Why increasing safety is the first step in improving workplace operations
Many phrases are used when discussing what employees want from their jobs. Flexibility. Meaning. Development. Possibility of growth. All of them are significant, but it appears that employers are falling short of one vital worker expectation: safety.
Safety is the foundation of a productive day at work, but businesses still fall short. According to a recent study, 20% of frontline employees claimed to have been injured at work as a result of ineffective procedures or communication. Another 25% of respondents claim to know a co-worker who has sustained an injury for those same reasons.
The numerous dangers of safety concerns
It should go without saying that accidents and injuries are bad for both employees and companies. The most glaring disadvantage is that these situations are obviously harmful, especially in front-line occupations, which are frequently more demanding and perilous.
But in addition to the obvious disadvantage of the risk of harm, concerns about workplace safety also result in the following issues:
- Increased pressure: It makes sense that having an accident or injury at work would increase stress levels. According to our survey, frontline employees who have sustained a workplace accident feel more strain than those who haven’t (95% compared to 68%) at both home and work (89% compared to 58%).
- Low morale: Accidents and injuries, especially those brought on by poor communication and cumbersome procedures, weaken employees’ faith in their bosses. This doubt can lead to resentment and hostility, which can undermine the team’s morale as a whole.
- Increased stress caused by high turnover? Increasing discontent? Even your finest staff might be motivated to travel by this combo. When organizations ignore problems that make work more difficult, they risk paying a heavy price. In fact, our poll revealed that frontline employees who have had an injury are far more likely (84%) than those who have not to indicate they would quit their jobs if given the chance.
Simply put, a successful firm is built on the foundation of safe operations and safe personnel. It’s nearly impossible to construct a fantastic product or service without that basis. If safety cannot be attained initially, it is impossible to properly concentrate on increasing quality and efficiency. Safety is after all one of the foundational layers on Maslow’s hierarchy of requirements, which is frequently adapted for the workplace. Therefore, any other unconnected efforts you make to improve working conditions are basically simply like filling up a bucket with a hole in the bottom if your employees don’t experience a sense of security.
How to put frontline safety first
Slogans about safety are simple to say, but putting them into practice is considerably harder, especially in large organizations or businesses with staff dispersed over numerous labour locations. Fortunately, there are still a few clever actions you can do to make your workplace a safer place for your employees.
1. Eliminate the risk of assumption
Being proactive with communication, addressing safety concerns, and anticipating or monitoring dangers is enough to make you feel as though you need to be everywhere at once. Fortunately, even if you can’t physically be on-site, technology may help you acquire complete visibility into all facets of your business and working circumstances.

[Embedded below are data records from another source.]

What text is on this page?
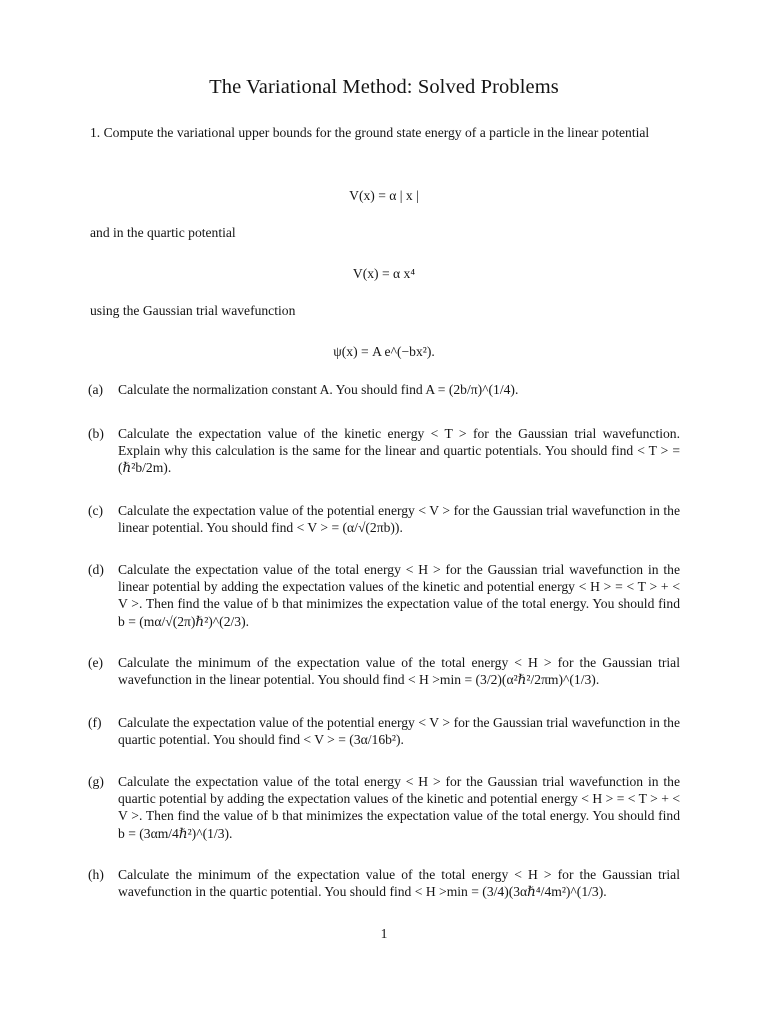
The Variational Method: Solved Problems
1. Compute the variational upper bounds for the ground state energy of a particle in the linear potential
V(x) = α | x |
and in the quartic potential
V(x) = α x⁴
using the Gaussian trial wavefunction
ψ(x) = A e^(−bx²).
(a)	Calculate the normalization constant A. You should find A = (2b/π)^(1/4).
(b)	Calculate the expectation value of the kinetic energy < T > for the Gaussian trial wavefunction. Explain why this calculation is the same for the linear and quartic potentials. You should find < T > = (ℏ²b/2m).
(c)	Calculate the expectation value of the potential energy < V > for the Gaussian trial wavefunction in the linear potential. You should find < V > = (α/√(2πb)).
(d)	Calculate the expectation value of the total energy < H > for the Gaussian trial wavefunction in the linear potential by adding the expectation values of the kinetic and potential energy < H > = < T > + < V >. Then find the value of b that minimizes the expectation value of the total energy. You should find b = (mα/√(2π)ℏ²)^(2/3).
(e)	Calculate the minimum of the expectation value of the total energy < H > for the Gaussian trial wavefunction in the linear potential. You should find < H >min = (3/2)(α²ℏ²/2πm)^(1/3).
(f)	Calculate the expectation value of the potential energy < V > for the Gaussian trial wavefunction in the quartic potential. You should find < V > = (3α/16b²).
(g)	Calculate the expectation value of the total energy < H > for the Gaussian trial wavefunction in the quartic potential by adding the expectation values of the kinetic and potential energy < H > = < T > + < V >. Then find the value of b that minimizes the expectation value of the total energy. You should find b = (3αm/4ℏ²)^(1/3).
(h)	Calculate the minimum of the expectation value of the total energy < H > for the Gaussian trial wavefunction in the quartic potential. You should find < H >min = (3/4)(3αℏ⁴/4m²)^(1/3).
1
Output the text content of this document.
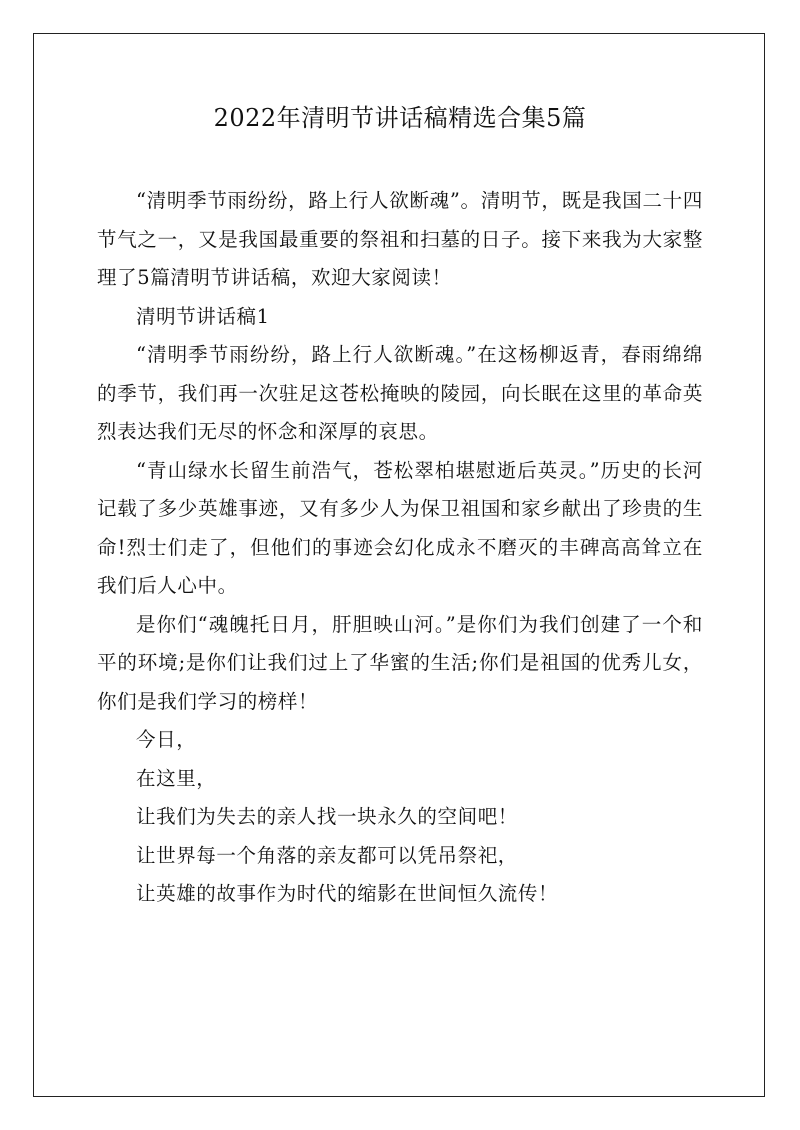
2022年清明节讲话稿精选合集5篇

“清明季节雨纷纷，路上行人欲断魂”。清明节，既是我国二十四节气之一，又是我国最重要的祭祖和扫墓的日子。接下来我为大家整理了5篇清明节讲话稿，欢迎大家阅读！

清明节讲话稿1

“清明季节雨纷纷，路上行人欲断魂。”在这杨柳返青，春雨绵绵的季节，我们再一次驻足这苍松掩映的陵园，向长眠在这里的革命英烈表达我们无尽的怀念和深厚的哀思。

“青山绿水长留生前浩气，苍松翠柏堪慰逝后英灵。”历史的长河记载了多少英雄事迹，又有多少人为保卫祖国和家乡献出了珍贵的生命!烈士们走了，但他们的事迹会幻化成永不磨灭的丰碑高高耸立在我们后人心中。

是你们“魂魄托日月，肝胆映山河。”是你们为我们创建了一个和平的环境;是你们让我们过上了华蜜的生活;你们是祖国的优秀儿女，你们是我们学习的榜样！

今日，

在这里，

让我们为失去的亲人找一块永久的空间吧！

让世界每一个角落的亲友都可以凭吊祭祀，

让英雄的故事作为时代的缩影在世间恒久流传！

You must first assess the existing policies and procedures in your firm. Do modern standardized safety procedures exist? If so, do they apply to every employee or just some of them, or do they cover the entire organization? Do these procedures cover all risks specific to your sector? Are they well-known or accessible to staff members? It is risky to assume that everyone is aware of and familiar with safety practices. You can only broaden your policy to include all potential health and safety threats once you have a thorough awareness of present procedures.

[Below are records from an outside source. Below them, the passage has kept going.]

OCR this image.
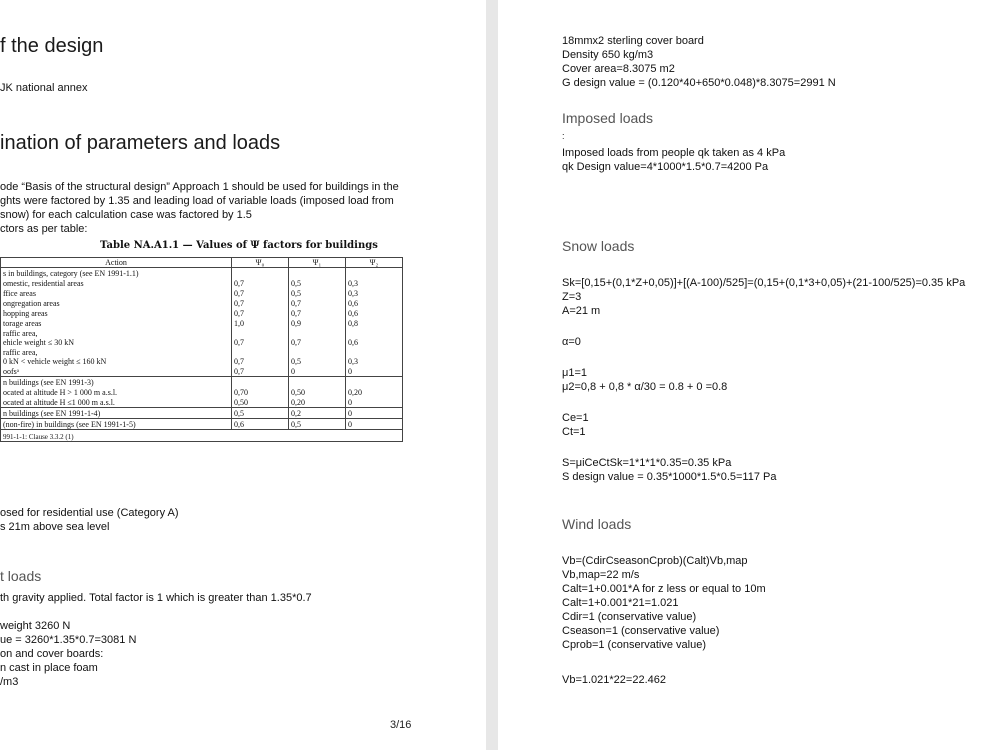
f the design
JK national annex
ination of parameters and loads
ode “Basis of the structural design” Approach 1 should be used for buildings in the
ghts were factored by 1.35 and leading load of variable loads (imposed load from
snow) for each calculation case was factored by 1.5
ctors as per table:
Table NA.A1.1 — Values of Ψ factors for buildings
Action	Ψ₀	Ψ₁	Ψ₂
s in buildings, category (see EN 1991-1.1)			
omestic, residential areas	0,7	0,5	0,3
ffice areas	0,7	0,5	0,3
ongregation areas	0,7	0,7	0,6
hopping areas	0,7	0,7	0,6
torage areas	1,0	0,9	0,8
raffic area,
ehicle weight ≤ 30 kN	0,7	0,7	0,6
raffic area,
0 kN < vehicle weight ≤ 160 kN	0,7	0,5	0,3
oofsᵃ	0,7	0	0
n buildings (see EN 1991-3)			
ocated at altitude H > 1 000 m a.s.l.	0,70	0,50	0,20
ocated at altitude H ≤1 000 m a.s.l.	0,50	0,20	0
n buildings (see EN 1991-1-4)	0,5	0,2	0
(non-fire) in buildings (see EN 1991-1-5)	0,6	0,5	0
991-1-1: Clause 3.3.2 (1)			
osed for residential use (Category A)
s 21m above sea level
t loads
th gravity applied. Total factor is 1 which is greater than 1.35*0.7
weight 3260 N
ue = 3260*1.35*0.7=3081 N
on and cover boards:
n cast in place foam
/m3
3/16
18mmx2 sterling cover board
Density 650 kg/m3
Cover area=8.3075 m2
G design value = (0.120*40+650*0.048)*8.3075=2991 N
Imposed loads
:
Imposed loads from people qk taken as 4 kPa
qk Design value=4*1000*1.5*0.7=4200 Pa
Snow loads
Sk=[0,15+(0,1*Z+0,05)]+[(A-100)/525]=(0,15+(0,1*3+0,05)+(21-100/525)=0.35 kPa
Z=3
A=21 m
α=0
μ1=1
μ2=0,8 + 0,8 * α/30 = 0.8 + 0 =0.8
Ce=1
Ct=1
S=μiCeCtSk=1*1*1*0.35=0.35 kPa
S design value = 0.35*1000*1.5*0.5=117 Pa
Wind loads
Vb=(CdirCseasonCprob)(Calt)Vb,map
Vb,map=22 m/s
Calt=1+0.001*A for z less or equal to 10m
Calt=1+0.001*21=1.021
Cdir=1 (conservative value)
Cseason=1 (conservative value)
Cprob=1 (conservative value)
Vb=1.021*22=22.462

2. Look for any blind spots
Recall the 20% of employees who reported having been hurt at work? They acknowledge that those injuries weren’t caused by random contacts or unforeseen incidents, but rather by inadequate procedures or poor communication. The majority of occupational safety issues stem from these two flaws.

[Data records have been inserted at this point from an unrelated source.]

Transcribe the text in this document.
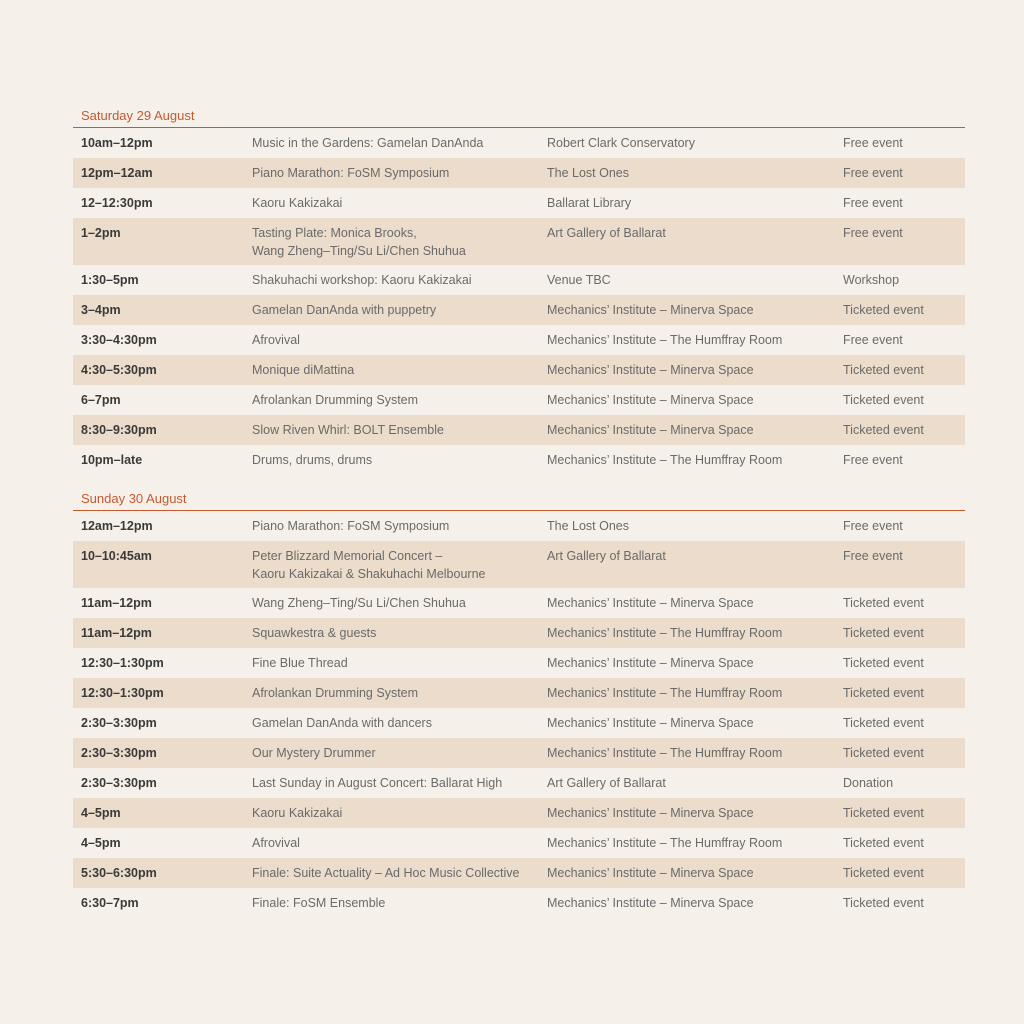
Saturday 29 August
10am–12pm	Music in the Gardens: Gamelan DanAnda	Robert Clark Conservatory	Free event
12pm–12am	Piano Marathon: FoSM Symposium	The Lost Ones	Free event
12–12:30pm	Kaoru Kakizakai	Ballarat Library	Free event
1–2pm	Tasting Plate: Monica Brooks,
Wang Zheng–Ting/Su Li/Chen Shuhua
Art Gallery of Ballarat	Free event
1:30–5pm	Shakuhachi workshop: Kaoru Kakizakai	Venue TBC	Workshop
3–4pm	Gamelan DanAnda with puppetry	Mechanics’ Institute – Minerva Space	Ticketed event
3:30–4:30pm	Afrovival	Mechanics’ Institute – The Humffray Room	Free event
4:30–5:30pm	Monique diMattina	Mechanics’ Institute – Minerva Space	Ticketed event
6–7pm	Afrolankan Drumming System	Mechanics’ Institute – Minerva Space	Ticketed event
8:30–9:30pm	Slow Riven Whirl: BOLT Ensemble	Mechanics’ Institute – Minerva Space	Ticketed event
10pm–late	Drums, drums, drums	Mechanics’ Institute – The Humffray Room	Free event
Sunday 30 August
12am–12pm	Piano Marathon: FoSM Symposium	The Lost Ones	Free event
10–10:45am	Peter Blizzard Memorial Concert –
Kaoru Kakizakai & Shakuhachi Melbourne
Art Gallery of Ballarat	Free event
11am–12pm	Wang Zheng–Ting/Su Li/Chen Shuhua	Mechanics’ Institute – Minerva Space	Ticketed event
11am–12pm	Squawkestra & guests	Mechanics’ Institute – The Humffray Room	Ticketed event
12:30–1:30pm	Fine Blue Thread	Mechanics’ Institute – Minerva Space	Ticketed event
12:30–1:30pm	Afrolankan Drumming System	Mechanics’ Institute – The Humffray Room	Ticketed event
2:30–3:30pm	Gamelan DanAnda with dancers	Mechanics’ Institute – Minerva Space	Ticketed event
2:30–3:30pm	Our Mystery Drummer	Mechanics’ Institute – The Humffray Room	Ticketed event
2:30–3:30pm	Last Sunday in August Concert: Ballarat High	Art Gallery of Ballarat	Donation
4–5pm	Kaoru Kakizakai	Mechanics’ Institute – Minerva Space	Ticketed event
4–5pm	Afrovival	Mechanics’ Institute – The Humffray Room	Ticketed event
5:30–6:30pm	Finale: Suite Actuality – Ad Hoc Music Collective	Mechanics’ Institute – Minerva Space	Ticketed event
6:30–7pm	Finale: FoSM Ensemble	Mechanics’ Institute – Minerva Space	Ticketed event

According to research, 40% of employees want to see their firm spend more in technology to boost productivity, safety, and efficiency. Employers must have a dependable, central location to discuss safety risks, status updates, and preventative actions or safety precautions. You cannot entrust the transmission of that crucial information to a game of telephone. You require a system that instantly provides your employees with accurate, current information. By digitizing your operations, you can eliminate assumptions, open up new avenues for enhanced visibility, and simplify and streamline safe practices and hazard reporting.
3. Offer sufficient safety resources
Your workers shouldn’t have to fork over money from their salaries to safeguard themselves against injury at work. Additionally, even while you ideally already provide the tools required to maintain compliance, it may be worthwhile to ask staff members if there is anything else you can be doing. Workers’ requirements, preferences, and comfort levels can be very customized, especially with the current global pandemic.
Find out if there are resources they believe are lacking by conducting a survey or simply by having casual discussions. That is important information you may utilize to provide further safety precautions, whether they believe they need more training or additional protective equipment. Even while it might cost a small expenditure, consider this: Long-term, it is less expensive than a significant safety threat.
Safety must always come first, and not just in words
The majority of people can agree that workplace safety is important. However, putting safety first means more than just adhering to regulations or lowering workers’ compensation claims.
When your employees don’t feel safe at work, it’s quite difficult for them to concentrate on anything else. It’s time to go back to the fundamentals and live by them: safety comes first. Safety is the foundation of successful organizations.